Primero: el acuerdo de Trump arranca con la entrega de rehenes, retirada parcial de tropas israelíes y un gran desembarco de ayuda humanitaria. Pero la realidad sobre el terreno es dura: devoluciones parciales de cuerpos, retrasos en la ayuda y un vacío de seguridad donde surgen bandas y conflictos locales. Eso ya ha provocado incidentes graves en Gaza — incluidos informes de ejecuciones públicas atribuidas a Hamás contra personas acusadas de ‘colaborar’ o de saquear.
La misma gente de Gaza, esa que según la pensa, el rey y el presidente España, y muchos otros ya estaba exterminada.
¡Esa gente con sus teléfonos celulares en perfecto estado, documenta las ejecuciones, en medio de festejos y aplausos!
Y el sello de la casa es el mismo que aplicaron a judíos hace 2 años, golpes hasta morir, desprendimiento de brazos, piernas, cabeza, mientras la víctima se retuerce.
¿Por qué estas ejecuciones?
Hay al menos tres motivos vinculados: (1) imponer orden en un territorio destrozado; (2) castigar a quienes acusan de colaborar con Israel o de lucrar con la crisis; y (3) enviar un mensaje político: ‘yo controlo la violencia aquí’.
Pero obviamente esas ejecuciones no son justicia — son el método de Hamás para mantener el terror de manera expuesta ahora que sabe que muchos descerebrados en el mundo los apoyan.
La flotilla de ayuda de Greta Thunberg, sirvió de algo, después de todo.
El plan depende de confianza y pasos encadenados. Si la Fase 1 falla — si no llegan ayuda, si los cadáveres no se entregan conforme al calendario, si Hamas no permite fuerzas de seguridad verificables— la Fase 2 se bloquea. Y si Hamás mantiene o reafirma su aparato armado mediante violencia interna, los donantes y garantes pueden retirar apoyo.
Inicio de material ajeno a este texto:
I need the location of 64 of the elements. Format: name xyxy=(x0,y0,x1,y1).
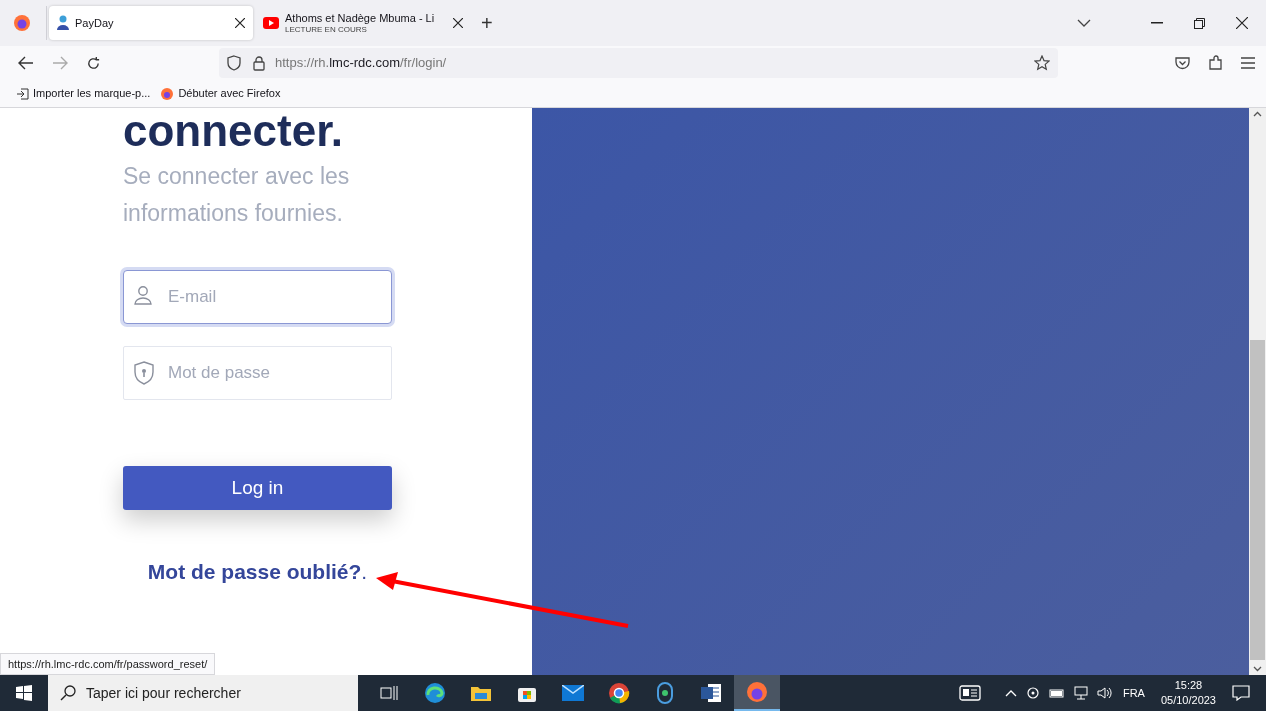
browser-tab[interactable]: PayDay xyxy=(49,6,253,40)
password-field[interactable]: Mot de passe xyxy=(123,346,392,400)
minimize-icon[interactable] xyxy=(1151,22,1163,24)
status-url: https://rh.lmc-rdc.com/fr/password_reset/ xyxy=(0,652,216,675)
clock[interactable]: 15:28 05/10/2023 xyxy=(1160,678,1216,708)
scroll-down-icon[interactable] xyxy=(1253,666,1262,672)
period-text: . xyxy=(361,559,368,585)
camera-icon[interactable] xyxy=(1026,685,1041,701)
close-icon[interactable] xyxy=(1236,17,1248,29)
document-icon xyxy=(700,683,722,703)
volume-icon[interactable] xyxy=(1096,686,1113,700)
search-placeholder: Taper ici pour rechercher xyxy=(86,683,241,703)
chevron-up-icon[interactable] xyxy=(1004,689,1017,697)
envelope-icon xyxy=(562,685,584,701)
chrome-icon xyxy=(608,682,630,704)
scroll-thumb[interactable] xyxy=(1250,340,1265,660)
scroll-up-icon[interactable] xyxy=(1253,111,1262,117)
firefox-icon[interactable] xyxy=(12,13,32,33)
browser-tab[interactable]: Athoms et Nadège Mbuma - Li LECTURE EN COURS xyxy=(257,6,469,40)
menu-icon[interactable] xyxy=(1241,57,1255,69)
reload-icon[interactable] xyxy=(86,55,101,71)
close-tab-icon[interactable] xyxy=(235,18,245,28)
battery-icon[interactable] xyxy=(1048,687,1065,699)
page-heading: connecter. xyxy=(123,108,345,154)
network-icon[interactable] xyxy=(1072,686,1089,700)
address-bar[interactable]: https://rh.lmc-rdc.com/fr/login/ xyxy=(219,48,1058,78)
email-field[interactable]: E-mail xyxy=(123,270,392,324)
firefox-icon xyxy=(746,681,768,703)
shield-icon[interactable] xyxy=(227,55,241,71)
tab-title: PayDay xyxy=(75,16,115,30)
search-field[interactable]: Taper ici pour rechercher xyxy=(48,675,358,711)
login-button[interactable]: Log in xyxy=(123,466,392,510)
windows-icon xyxy=(16,685,32,701)
folder-icon xyxy=(470,684,492,702)
user-icon xyxy=(133,285,153,305)
video-icon xyxy=(263,17,279,29)
chevron-down-icon[interactable] xyxy=(1077,18,1091,28)
notifications-icon[interactable] xyxy=(1232,685,1250,701)
task-view-icon xyxy=(380,685,398,701)
shield-icon xyxy=(133,361,155,385)
bookmark-item[interactable]: Importer les marque-p... xyxy=(16,85,151,102)
bookmark-item[interactable]: Débuter avec Firefox xyxy=(160,85,281,102)
wave-icon xyxy=(424,682,446,704)
news-icon[interactable] xyxy=(958,685,981,701)
new-tab-button[interactable]: + xyxy=(481,13,493,33)
search-icon xyxy=(60,685,76,701)
import-icon xyxy=(16,87,29,100)
star-icon[interactable] xyxy=(1034,55,1050,71)
url-text: https://rh.lmc-rdc.com/fr/login/ xyxy=(275,54,447,73)
tab-subtitle: LECTURE EN COURS xyxy=(285,25,368,35)
firefox-icon xyxy=(160,86,175,101)
restore-icon[interactable] xyxy=(1194,17,1205,29)
extensions-icon[interactable] xyxy=(1208,55,1223,71)
forgot-password-link[interactable]: Mot de passe oublié? xyxy=(147,556,362,588)
capsule-icon xyxy=(657,682,673,704)
close-tab-icon[interactable] xyxy=(453,18,463,28)
back-icon[interactable] xyxy=(18,56,34,70)
pocket-icon[interactable] xyxy=(1175,56,1190,70)
language-indicator[interactable]: FRA xyxy=(1122,684,1145,702)
scrollbar[interactable] xyxy=(1249,108,1266,675)
lock-icon[interactable] xyxy=(253,55,265,71)
subtitle-text: Se connecter avec les informations fournies. xyxy=(123,162,351,228)
person-icon xyxy=(57,15,69,31)
tab-title: Athoms et Nadège Mbuma - Li xyxy=(285,11,436,25)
¿Cuáles son las posibilidades?
Escenario A: estabilización — indicadores: entrega rápida de ayuda, cronograma de desarme y fuerzas locales creíbles.
Escenario B: fracaso — más violencia interna, cortes de ayuda y posible regreso a enfrentamientos. Hoy, con ejecuciones públicas y tensiones diplomáticas, el equilibrio es frágil.
El acuerdo no está roto todavía, pero está en riesgo serio. La comunidad internacional debe exigir transparencia, protección a civiles y medidas verificables para el desarme.
Tanto pidieron el alto al fuego y ahora hay un vergonzoso silencio.